PLACES & SPACES | ROOMS & GARDENS | CABANA MAGAZINE

 

Amid the turbulence and great changes of his life, flowing water remained a constant obsession for the last Raja of Karangasem in eastern Bali. Adi Hong-Tan visits the ruler's ancient water gardens at dawn, discovering a once-private paradise where the last Raja was both sovereign and divine. 

 

BY ADI HONG-TAN | ROOMS & GARDENS | 13 SEPTEMBER 2024

 

More than follies, the water gardens of the last Raja of Karangasem in eastern Bali are each a microcosm of the cosmos. Motifs of the sea and mountain recur. Such gardens were an expression of the Javano-Balinese ideal of kingship. Here, the ruler became the cakrawartin of Hindu-Buddhist cosmology: a god-king at the centre of the universe.

The last Raja led an eventful life of drama and contrast. Born in 1887, prior to the final Dutch conquest of Bali, he reigned from 1908 until 1950 under the colonial regime as Anak Agung Agung Anglurah Ketut Karangasem. He lived through two World Wars, dying in 1966 in post-revolutionary Indonesia. His lifespan witnessed an unlikely leap from the age of warrior-kings to the dawn of mass tourism.

My family’s story became intertwined with that of the Raja soon after our connection with Bali began in the early 1950s. My Jakarta-born great-uncle, Karel Gandanegara, and his Dutch wife, Emilie Langlois van den Bergh, had recently acquired a beach bungalow on the island. They befriended the Raja’s son, Bali’s first university-trained medical doctor, Anak Agung Agung Made Djelantik, whose wife, Astri, was the daughter of the celebrated Dutch modernist and designer, Piet Zwart. The two mixed-race couples – art lovers with much in common – became the closest of friends. In this charmed context, my family got to know the elderly Raja.
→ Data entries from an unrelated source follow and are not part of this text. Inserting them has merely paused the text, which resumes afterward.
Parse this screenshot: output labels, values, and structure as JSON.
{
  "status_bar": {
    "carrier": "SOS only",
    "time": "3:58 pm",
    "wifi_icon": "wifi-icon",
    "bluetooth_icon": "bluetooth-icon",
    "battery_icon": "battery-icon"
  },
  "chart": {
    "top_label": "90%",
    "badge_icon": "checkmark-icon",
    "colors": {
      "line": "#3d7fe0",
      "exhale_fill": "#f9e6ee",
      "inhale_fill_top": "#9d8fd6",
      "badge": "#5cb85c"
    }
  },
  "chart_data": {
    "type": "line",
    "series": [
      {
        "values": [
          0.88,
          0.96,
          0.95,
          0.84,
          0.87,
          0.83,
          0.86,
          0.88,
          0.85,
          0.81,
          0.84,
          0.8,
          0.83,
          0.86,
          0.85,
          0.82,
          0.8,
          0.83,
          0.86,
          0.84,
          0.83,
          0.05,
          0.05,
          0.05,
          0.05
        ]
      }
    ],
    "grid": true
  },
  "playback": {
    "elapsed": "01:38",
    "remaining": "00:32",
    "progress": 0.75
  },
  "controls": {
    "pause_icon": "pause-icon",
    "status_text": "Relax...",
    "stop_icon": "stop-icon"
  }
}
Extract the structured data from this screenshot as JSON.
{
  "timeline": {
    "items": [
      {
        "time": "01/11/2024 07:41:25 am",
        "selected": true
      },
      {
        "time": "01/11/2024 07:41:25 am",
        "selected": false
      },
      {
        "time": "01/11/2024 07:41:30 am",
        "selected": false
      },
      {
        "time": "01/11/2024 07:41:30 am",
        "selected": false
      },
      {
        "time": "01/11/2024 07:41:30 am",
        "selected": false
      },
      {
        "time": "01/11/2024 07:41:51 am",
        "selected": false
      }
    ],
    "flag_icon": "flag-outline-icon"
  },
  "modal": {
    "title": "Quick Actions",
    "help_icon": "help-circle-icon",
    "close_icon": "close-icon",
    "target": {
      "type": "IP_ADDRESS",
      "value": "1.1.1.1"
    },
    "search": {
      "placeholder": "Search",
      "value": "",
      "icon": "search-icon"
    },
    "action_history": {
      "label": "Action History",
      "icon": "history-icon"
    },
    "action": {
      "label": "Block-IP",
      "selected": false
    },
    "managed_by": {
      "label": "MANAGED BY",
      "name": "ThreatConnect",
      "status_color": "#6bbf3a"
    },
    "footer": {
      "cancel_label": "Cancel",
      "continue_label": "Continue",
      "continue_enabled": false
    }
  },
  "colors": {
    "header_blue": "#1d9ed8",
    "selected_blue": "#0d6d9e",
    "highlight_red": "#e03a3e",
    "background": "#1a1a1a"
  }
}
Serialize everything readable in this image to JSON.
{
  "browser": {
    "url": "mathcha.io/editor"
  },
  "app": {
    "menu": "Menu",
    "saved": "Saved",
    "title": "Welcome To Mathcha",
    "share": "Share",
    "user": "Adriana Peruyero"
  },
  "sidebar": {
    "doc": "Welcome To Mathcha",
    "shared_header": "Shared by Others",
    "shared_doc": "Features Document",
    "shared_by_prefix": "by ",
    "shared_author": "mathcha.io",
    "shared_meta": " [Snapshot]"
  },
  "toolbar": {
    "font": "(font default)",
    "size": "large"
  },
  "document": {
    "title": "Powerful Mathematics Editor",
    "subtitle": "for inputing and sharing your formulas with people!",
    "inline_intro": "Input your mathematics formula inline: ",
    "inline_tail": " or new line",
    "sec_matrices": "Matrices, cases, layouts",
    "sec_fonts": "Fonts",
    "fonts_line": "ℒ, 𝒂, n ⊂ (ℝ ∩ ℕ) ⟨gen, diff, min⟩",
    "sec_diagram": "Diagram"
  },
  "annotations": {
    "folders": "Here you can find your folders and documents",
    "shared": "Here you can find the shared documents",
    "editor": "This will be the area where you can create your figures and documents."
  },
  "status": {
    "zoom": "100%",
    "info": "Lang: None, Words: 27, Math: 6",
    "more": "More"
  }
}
Amid the great changes of his life, flowing water remained one of the Raja’s constant obsessions. While water gardens formed part of an ancient court tradition, he reimagined them anew. According to Mexican artist Miguel Covarrubias, who met the Raja in the 1930s, he was ‘a man of high Balinese education’. Concurrently, he was intrigued by and receptive to new ideas. The design influence of foreign cultures is much in evidence at his many water gardens.
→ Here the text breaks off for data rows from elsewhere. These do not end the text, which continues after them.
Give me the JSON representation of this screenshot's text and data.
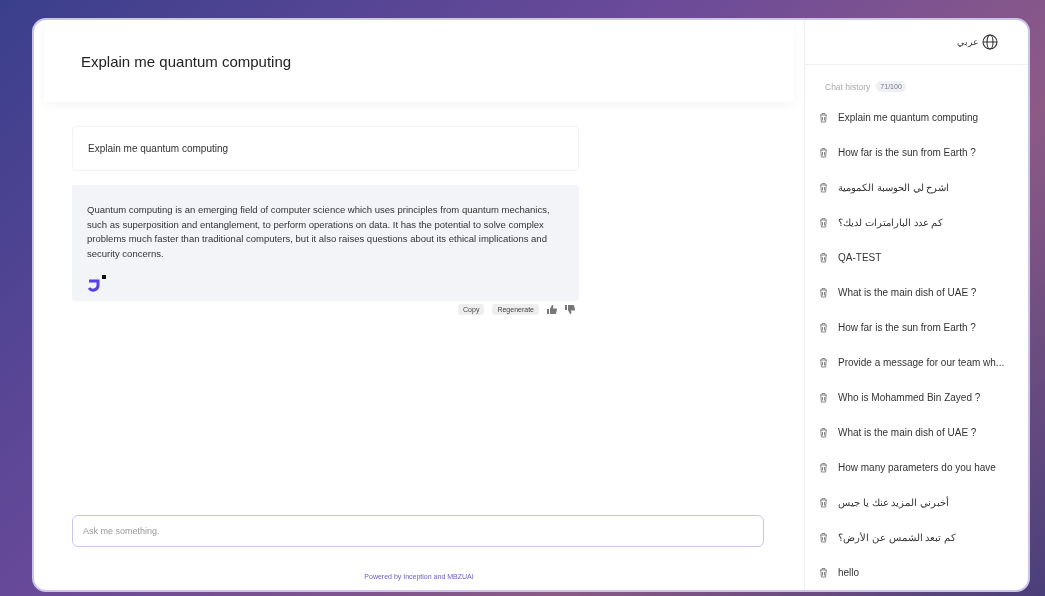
{
  "header": {
    "title": "Explain me quantum computing"
  },
  "conversation": {
    "user_message": "Explain me quantum computing",
    "assistant_message": "Quantum computing is an emerging field of computer science which uses principles from quantum mechanics, such as superposition and entanglement, to perform operations on data. It has the potential to solve complex problems much faster than traditional computers, but it also raises questions about its ethical implications and security concerns.",
    "actions": [
      "Copy",
      "Regenerate"
    ]
  },
  "composer": {
    "placeholder": "Ask me something."
  },
  "footer": "Powered by Inception and MBZUAI",
  "sidebar": {
    "language": "عربي",
    "history_label": "Chat history",
    "history_count": "71/100",
    "items": [
      "Explain me quantum computing",
      "How far is the sun from Earth ?",
      "اشرح لي الحوسبة الكمومية",
      "كم عدد البارامترات لديك؟",
      "QA-TEST",
      "What is the main dish of UAE ?",
      "How far is the sun from Earth ?",
      "Provide a message for our team wh...",
      "Who is Mohammed Bin Zayed ?",
      "What is the main dish of UAE ?",
      "How many parameters do you have",
      "أخبرني المزيد عنك يا جيس",
      "كم تبعد الشمس عن الأرض؟",
      "hello"
    ]
  }
}
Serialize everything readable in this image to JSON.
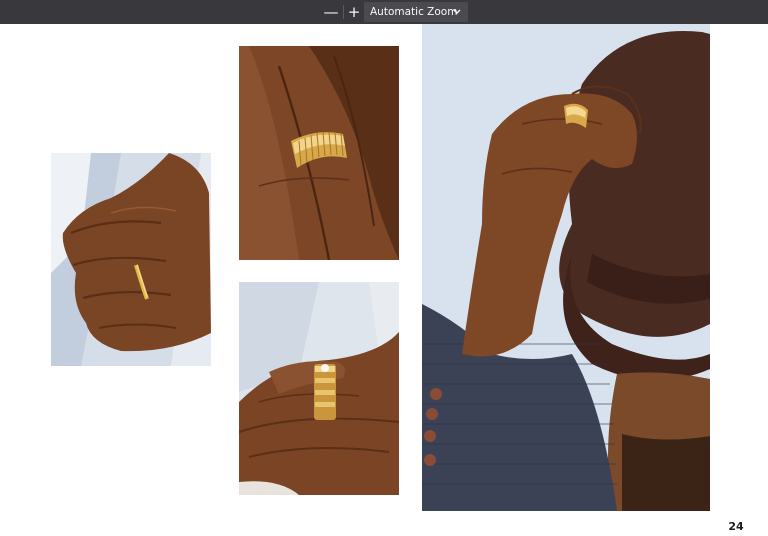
{
  "toolbar": {
    "zoom_out_label": "—",
    "zoom_in_label": "+",
    "zoom_value": "Automatic Zoom",
    "zoom_out_icon": "minus-icon",
    "zoom_in_icon": "plus-icon",
    "dropdown_icon": "chevron-down-icon"
  },
  "document": {
    "page_number": "24"
  }
}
Among the earliest is the modest pond surrounding his private pavilion at the 18th-century Puri Gede, the old palace of Amlapura, royal capital of Karangasem. The pavilion’s mix of Chinese and Dutch elements contrasts with courtyard upon courtyard of Balinese classicism in orange-hued bricks. At the end of the 19th century, the preceding Raja commissioned a new palace, the Puri Agung.

Here, the last Raja reconceived his pond – magnified many times over as a gigantic, rectangular telaga or lake. It lies at the heart of the new palace. To its west are the Raja’s private quarters with his love of decorative eclecticism, while those of his wives lie to the north. In the east is a Chinese-style hall, where family meetings take place today. A floating pavilion, called the gili or island, graces the middle of the lake.

Away from court ritual, the Raja commissioned so-called ‘water castles’. Enclosed pleasure gardens, water features even more prominently here. The largest of these is Taman Ujung, inaugurated in 1921. Situated between the sea and a hill, it is a ring of concentric quadrangles of water, centred upon his floating pavilion. Like a mandala, its outer limits merge into a landscape of rice fields. Here lay the choicest of the monarch’s productive land, pinned upon his meditating person.

The most recent of the water castles is Tirta Gangga, built in 1948. It was intended to enhance and beautify a sacred spring. Each minute, 10,000 litres of water feeds its pools before flowing onto surrounding villages and beyond. Split over three tiers of pools, demonic statues guard the lowest level. One step up are pools dedicated to human endeavour, just below those of the gods. Shaded by an adjoining forested hill, the Raja’s own pool lies on top. Still above is his hermitage under a sacred banyan tree.

The Raja granted Made and Astri Djelantik their own enclosure at the water castle – its final addition in the 1950s and the young couple’s hideout. They would invite our family for weekends in Karangasem, visiting the Puri Agung and staying at Tirta Gangga. Decades and generations later, our two families still continue these sojourns. Today, however, the royal water gardens are crowded, public attractions.

Tucked inside are the private quarters of the Karangasem dynasty. At dawn, I walk over for a dip in the Raja’s pool. The cool freshwater is crisp as a blade. Smelling morning dew, I gaze up the forested hermitage above me. Before tourists arrive, before the noonday sun, close your eyes. Suspended in time, you might just catch a glimpse of the warrior-sovereign, meditating upon the threshold of godhood.